É importante ressaltar que a comunidade acadêmica acabou obtendo essa informação por meio de um comunicado à imprensa emitido aos investidores pela Informa, a casa publicadora das editoras acadêmicas Taylor & Francis, em 8 de maio de 2024 (Informa 2024). Não houve nenhum anúncio feito aos escritores, pesquisadores nem à equipe editorial que compõe a força vital dos mais de 2.700 periódicos e publicações acadêmicas da Taylor & Francis. Certamente ninguém deu aviso ao conselho editorial do JLACS.

Conforme ao relatado em The Bookseller (Battersby 2024) e Inside Higher Ed (Palmer 2024), o Acordo de Parceria de IA dá à Microsoft “acesso não exclusivo ao Advanced Learning Content”, por uma pauta inicial de US$ 10 milhões, com pagamentos anuais de total não divulgado por mais três anos.
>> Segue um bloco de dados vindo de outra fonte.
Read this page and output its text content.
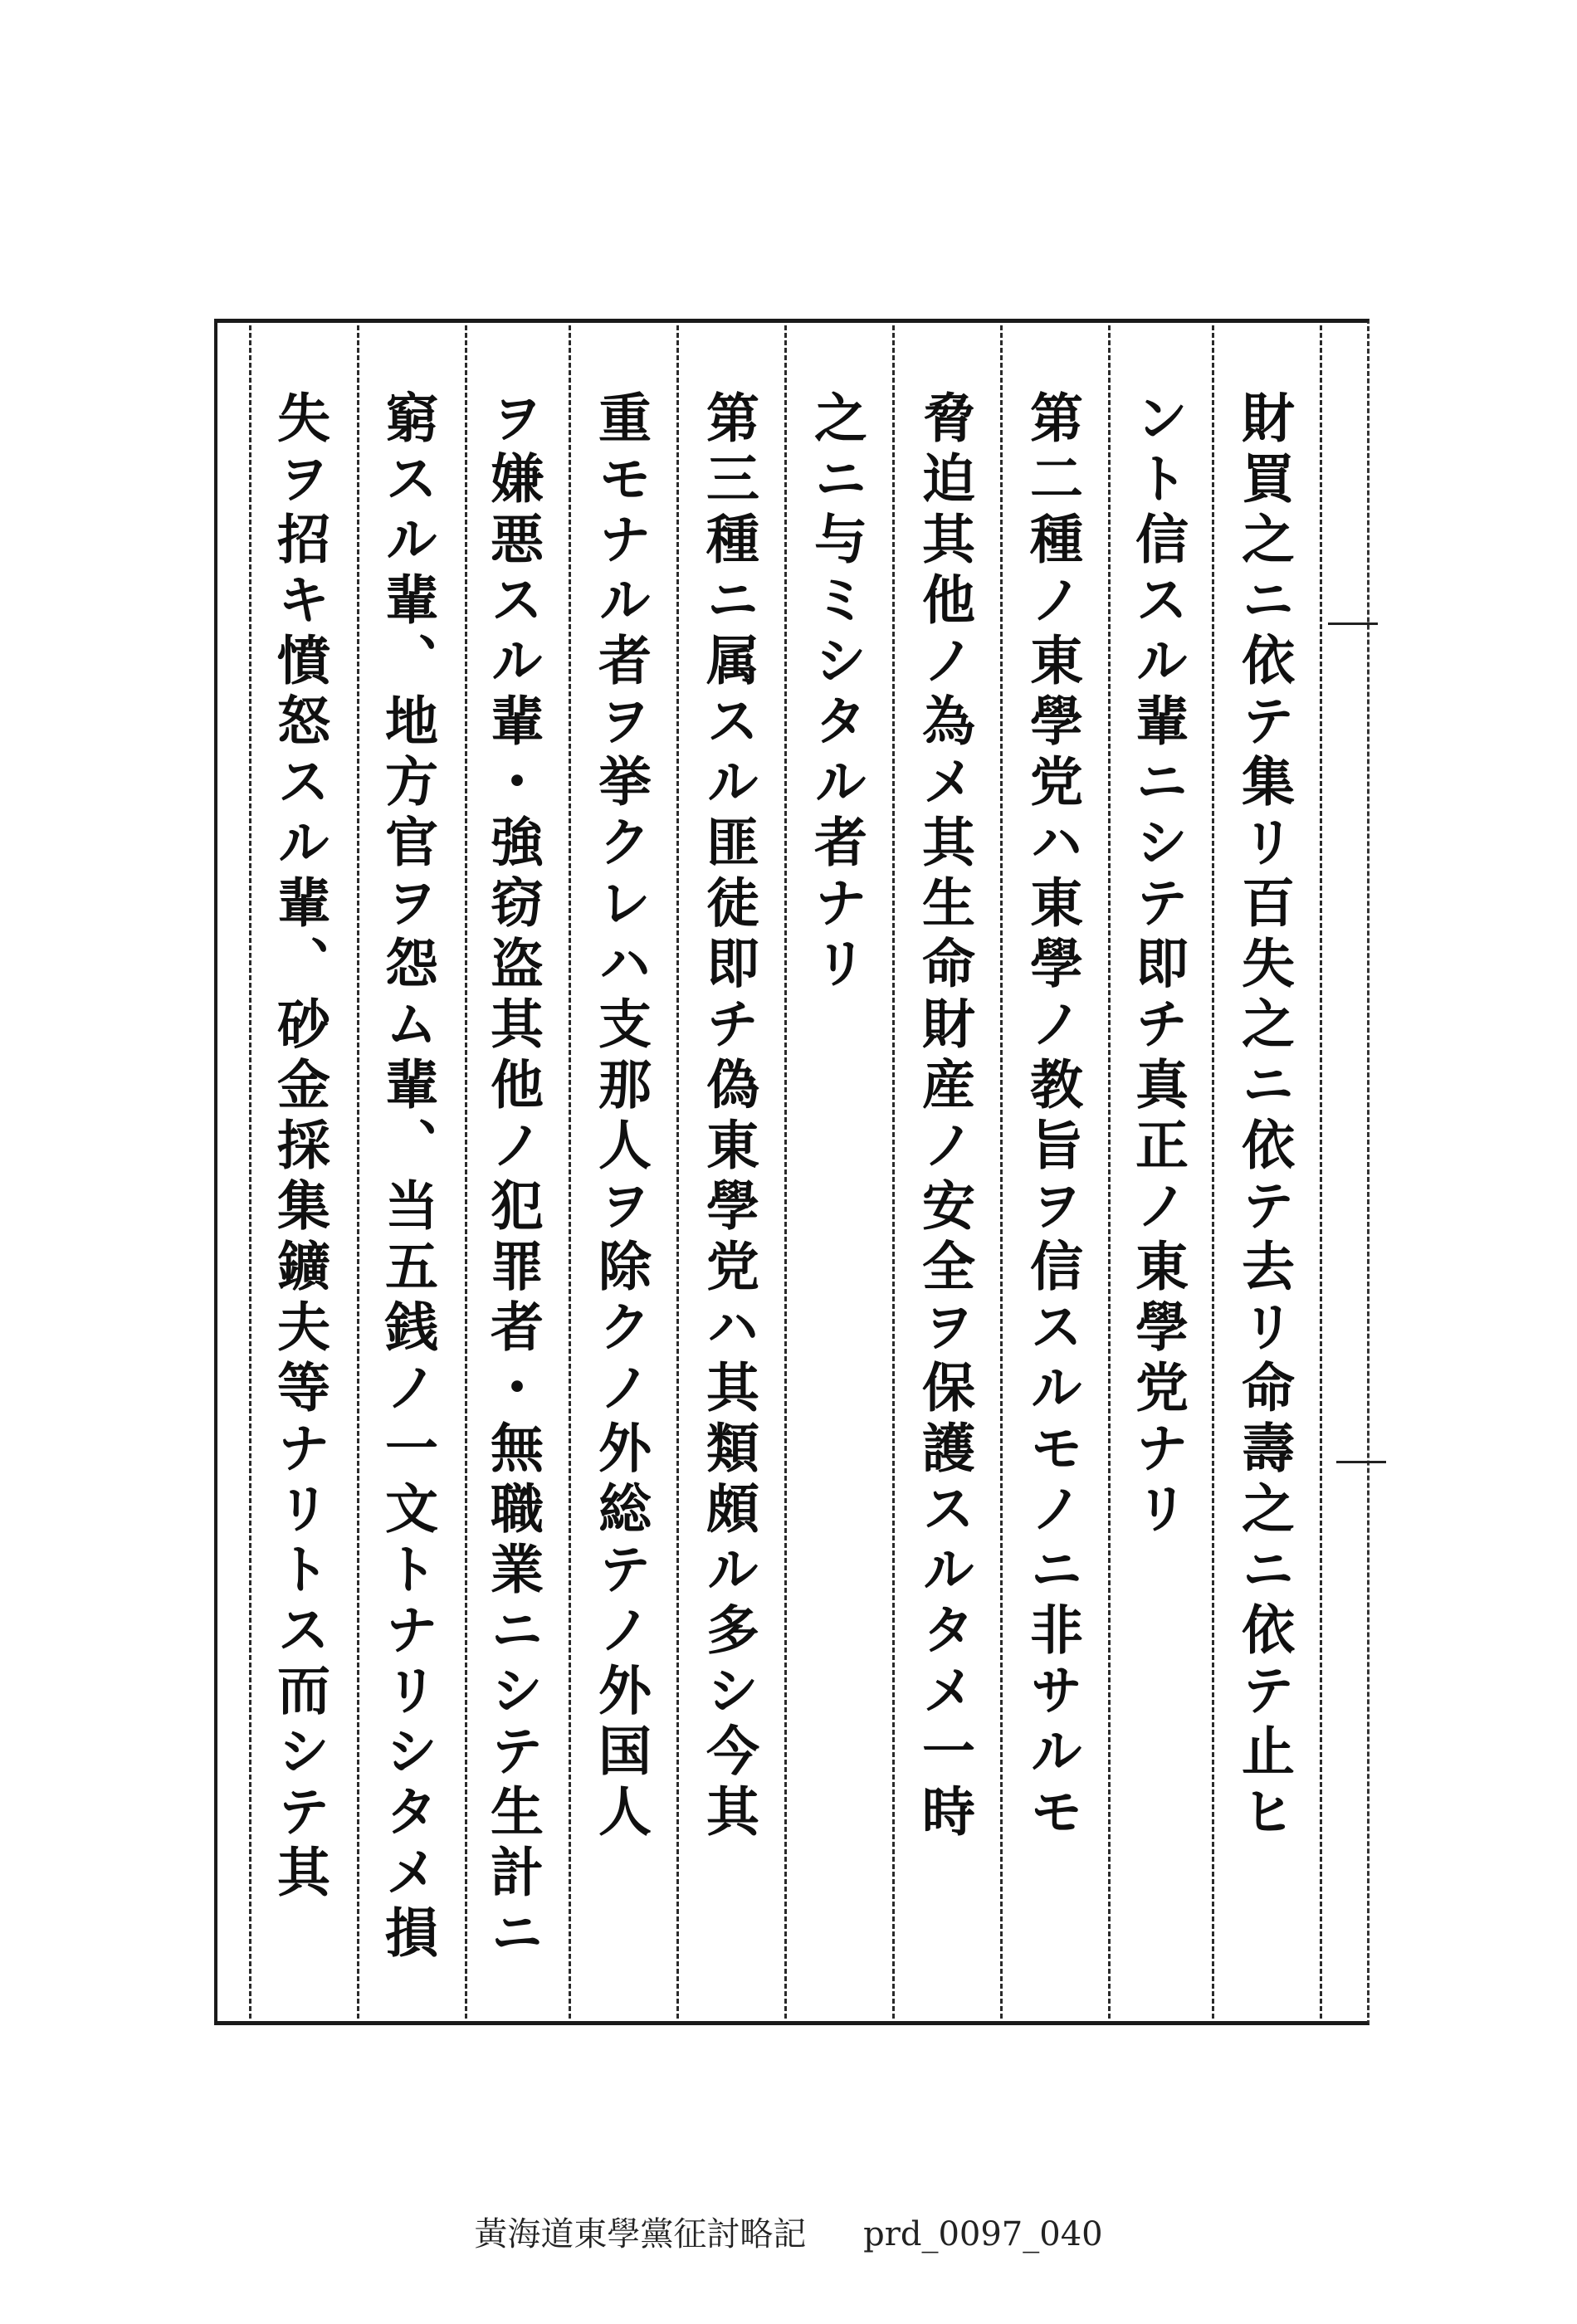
財買之ニ依テ集リ百失之ニ依テ去リ命壽之ニ依テ止ヒ
ント信スル輩ニシテ即チ真正ノ東學党ナリ
第二種ノ東學党ハ東學ノ教旨ヲ信スルモノニ非サルモ
脅迫其他ノ為メ其生命財産ノ安全ヲ保護スルタメ一時
之ニ与ミシタル者ナリ
第三種ニ属スル匪徒即チ偽東學党ハ其類頗ル多シ今其
重モナル者ヲ挙クレハ支那人ヲ除クノ外総テノ外国人
ヲ嫌悪スル輩・強窃盗其他ノ犯罪者・無職業ニシテ生計ニ
窮スル輩、地方官ヲ怨ム輩、当五銭ノ一文トナリシタメ損
失ヲ招キ憤怒スル輩、砂金採集鑛夫等ナリトス而シテ其
黃海道東學黨征討略記 prd_0097_040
Quando o acordo com a Informa virou conhecimento público, outras publicações (SOA Policy Team 2024) confirmaram que Wiley, Cambridge UP e Oxford UP (Wood 2024) estão também em negociações para licenciar conteúdo acadêmico para treinamento da IA.

Num sentido, esse anúncio fornece certo alívio: todos nós deveríamos querer que os chatbots de IA e os modelos nos quais eles são construídos fossem informados pela pesquisa revisada por pares da mais alta qualidade, posto que definitivamente não queremos que esses modelos façam inferências baseados em postagens de trolls do 4chan, de PDFs piratas e digitalizados com OCR de baixa qualidade ou qualquer outro tipo de coleção de dados da internet em seu treinamento inicial. Mas nós que pesquisaramos, escreveramos, revisaramos e finalmente publicaramos o próprio conteúdo que está sendo licenciado, devemos também nos perguntar: onde ficamos nós nesse acordo?
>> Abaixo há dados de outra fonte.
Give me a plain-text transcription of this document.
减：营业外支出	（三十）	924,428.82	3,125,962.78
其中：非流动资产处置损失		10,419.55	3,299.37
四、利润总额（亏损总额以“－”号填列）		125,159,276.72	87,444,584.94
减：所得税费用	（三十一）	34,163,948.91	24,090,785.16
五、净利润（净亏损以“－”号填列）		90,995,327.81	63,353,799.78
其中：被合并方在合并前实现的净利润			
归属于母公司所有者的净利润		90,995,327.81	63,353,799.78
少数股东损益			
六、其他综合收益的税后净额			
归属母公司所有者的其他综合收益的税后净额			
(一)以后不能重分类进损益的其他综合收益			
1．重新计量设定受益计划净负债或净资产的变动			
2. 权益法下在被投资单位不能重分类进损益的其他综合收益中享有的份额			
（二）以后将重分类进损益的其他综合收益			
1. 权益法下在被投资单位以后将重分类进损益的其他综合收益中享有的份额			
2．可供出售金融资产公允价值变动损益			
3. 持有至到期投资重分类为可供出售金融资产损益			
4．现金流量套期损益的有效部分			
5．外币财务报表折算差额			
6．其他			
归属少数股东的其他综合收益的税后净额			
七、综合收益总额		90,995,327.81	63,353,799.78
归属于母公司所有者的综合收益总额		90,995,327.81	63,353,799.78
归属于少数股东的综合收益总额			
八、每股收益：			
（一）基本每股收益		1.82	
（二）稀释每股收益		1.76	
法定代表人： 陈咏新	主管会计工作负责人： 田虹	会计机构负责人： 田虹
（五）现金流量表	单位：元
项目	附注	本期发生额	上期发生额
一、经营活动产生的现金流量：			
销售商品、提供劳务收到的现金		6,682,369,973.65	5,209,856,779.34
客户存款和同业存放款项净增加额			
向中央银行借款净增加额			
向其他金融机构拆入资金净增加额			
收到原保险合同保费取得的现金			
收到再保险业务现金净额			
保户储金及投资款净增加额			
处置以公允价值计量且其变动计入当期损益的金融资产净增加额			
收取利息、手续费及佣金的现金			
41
O status de direitos autorais do material usado para treinar os modelos de linguagem grandes (LLMs) como o ChatGPT associado à Microsoft ainda é uma questão não resolvida e será testada em um futuro próximo por procesos legais em andamento nos Estados Unidos levados por grupos de artistas (Akers 2024), autores (The Authors Guild 2023) e editores de notícias (Grynbaum & Mac 2023). Reportagens importantes do Washington Post (Schaul 2024) e The Atlantic (Reisner 2023) já mostraram que os conjuntos de dados de treinamento do modelo de base como The Pile e o Colossal Cleaned Crawled Corpus (C4) usados para construir os modelos de chatbot já no passado continham vasto material pirateado. Um detalhe marcante revelado por essa reportagem é que o conjunto de dados C4 contém 200 milhões de exemplos do símbolo de direitos autorais ©, que — como os jornalistas observam secamente (Schaul 2024) — denota inequivocamente um trabalho registrado como propriedade intelectual.

Na verdade, uma razão por trás da parceria da Microsoft com a OpenAI é expandir seu Compromisso de Direitos Autorais do Cliente (Smith 2023) “para defender os clientes e pagar por quaisquer julgamento adverso caso eles forem processados por violação de direitos autorais pelo uso dos produtos do Serviço OpenAI do Azure”. Em outras palavras, as empresas de IA têm garantido a seus clientes que, caso os tribunais ou reguladores considerasem que os LLMs violam direitos autorais, a Microsoft cobrirá as contas legais de seus clientes. Comparado aos bilhões de dólares que a Microsoft comprometeu publicamente com a OpenAI, uma proteção de US$ 10 milhões para conseguir um acordo de licenciamento com a Informa faz todo o sentido. A Informa pode ser nova no negócio de vender dados de treinamento para modelos de IA generativos, porém editoras acadêmicas como Taylor & Francis e Routledge já lidam com licenciamento em massa… é assim que bibliotecas universitárias compram acesso a clusters temáticos de periódicos acadêmicos da T&F. (E esses são os mesmos acordos de licenciamento que mantêm a pesquisa por trás de paywalls, escondidos da maioria do mundo! [Guzmán 2022]).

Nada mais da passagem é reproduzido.